1. Keep a clear mind and do not panic

Seeing the market prices go down daily can trigger various (negative) emotions in a person. The easy way out of this would be to immediately sell the investments to cut further losses. Such snap decisions usually end up in bigger losses. Rather than letting your emotions control your decisions, try to step back and rationalize the situation.

Ask yourself:

  • Why is the market going down?

  • What are the experts saying about this?

  • Why did I start trading in the first place?

  • What action steps should I take?

Being objective about the whats, whys, and hows of the bear market is crucial in restrategizing.

2. Research, research, research

You might have a trusted expert who you listen to when it comes to trading decisions, but nothing will give you more confidence than your own judgment. Investing your time in learning how the market works during bear markets would be beneficial in the long run as the crypto scene is quite unpredictable. Proactivity is rewarded in a market that always changes. Take this challenging situation as an opportunity to become a better trader.

3. Try to diversify your portfolio

“Do not put all your eggs in one basket” is how the saying goes. To explain this professionally, it means that investing in only one crypto coin is riskier than investing in a variety of coins. Not all cryptocurrencies go through the same level of dips. With over 17,000 cryptocurrencies on the market, you have a lot of options to choose from. Since you’ve already done your research, choosing would be easier now than before.

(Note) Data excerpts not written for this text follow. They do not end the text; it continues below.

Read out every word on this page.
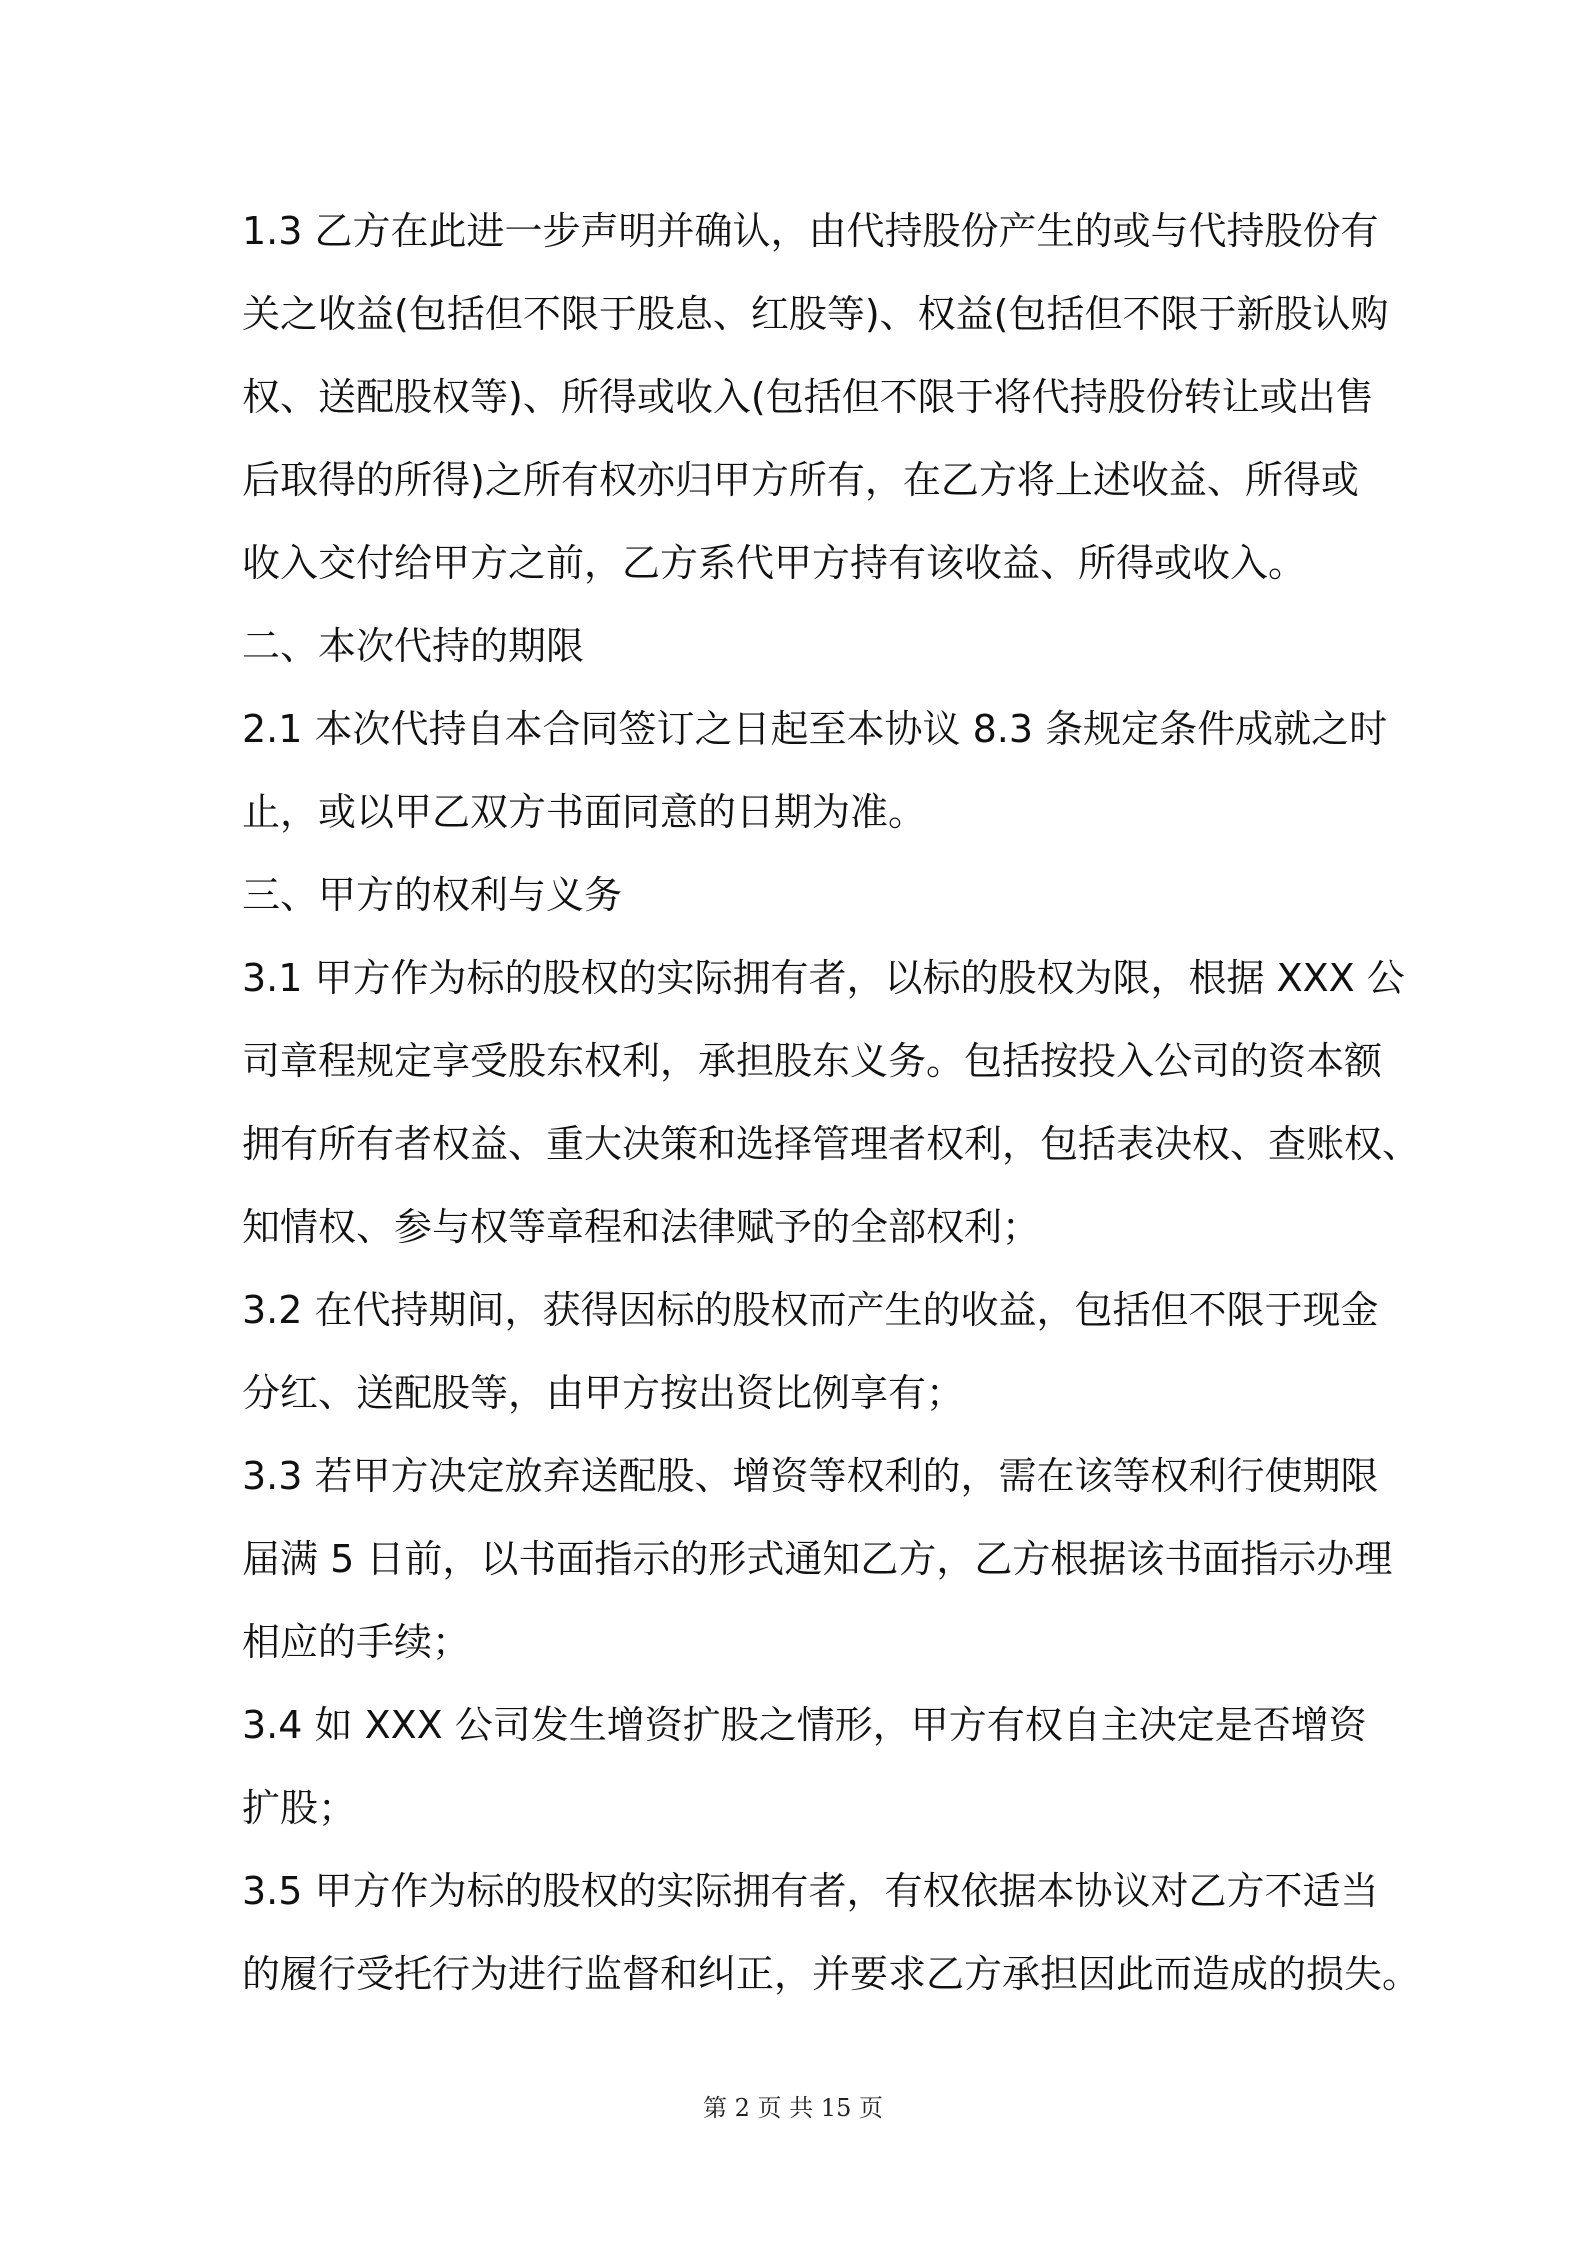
1.3 乙方在此进一步声明并确认，由代持股份产生的或与代持股份有
关之收益(包括但不限于股息、红股等)、权益(包括但不限于新股认购
权、送配股权等)、所得或收入(包括但不限于将代持股份转让或出售
后取得的所得)之所有权亦归甲方所有，在乙方将上述收益、所得或
收入交付给甲方之前，乙方系代甲方持有该收益、所得或收入。
二、本次代持的期限
2.1 本次代持自本合同签订之日起至本协议 8.3 条规定条件成就之时
止，或以甲乙双方书面同意的日期为准。
三、甲方的权利与义务
3.1 甲方作为标的股权的实际拥有者，以标的股权为限，根据 XXX 公
司章程规定享受股东权利，承担股东义务。包括按投入公司的资本额
拥有所有者权益、重大决策和选择管理者权利，包括表决权、查账权、
知情权、参与权等章程和法律赋予的全部权利；
3.2 在代持期间，获得因标的股权而产生的收益，包括但不限于现金
分红、送配股等，由甲方按出资比例享有；
3.3 若甲方决定放弃送配股、增资等权利的，需在该等权利行使期限
届满 5 日前，以书面指示的形式通知乙方，乙方根据该书面指示办理
相应的手续；
3.4 如 XXX 公司发生增资扩股之情形，甲方有权自主决定是否增资
扩股；
3.5 甲方作为标的股权的实际拥有者，有权依据本协议对乙方不适当
的履行受托行为进行监督和纠正，并要求乙方承担因此而造成的损失。
第 2 页 共 15 页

4. Make the right purchase decisions

You are often told to “buy the dip” whenever there are bear markets. This strategy has benefited a lot of traders in the past, so it is a good strategy. But it is not a fool-proof strategy. Prices might fall even further, leading to greater losses. If you’re in it for the long run, you can try the “dollar-cost averaging” (DCA) strategy. This basically means that you divide your allotted investment money into tranches, buying investments in small portions at a time. Since it is difficult to predict when a coin will reach its lowest before reversing, the best option is to buy a small amount and see how it will go.


Investing in cryptocurrencies is a double-edged sword. You win some, you lose some. This is the reason why you would need to resist the hype and do your own research first. By doing this, you can prepare to bear the crypto bear.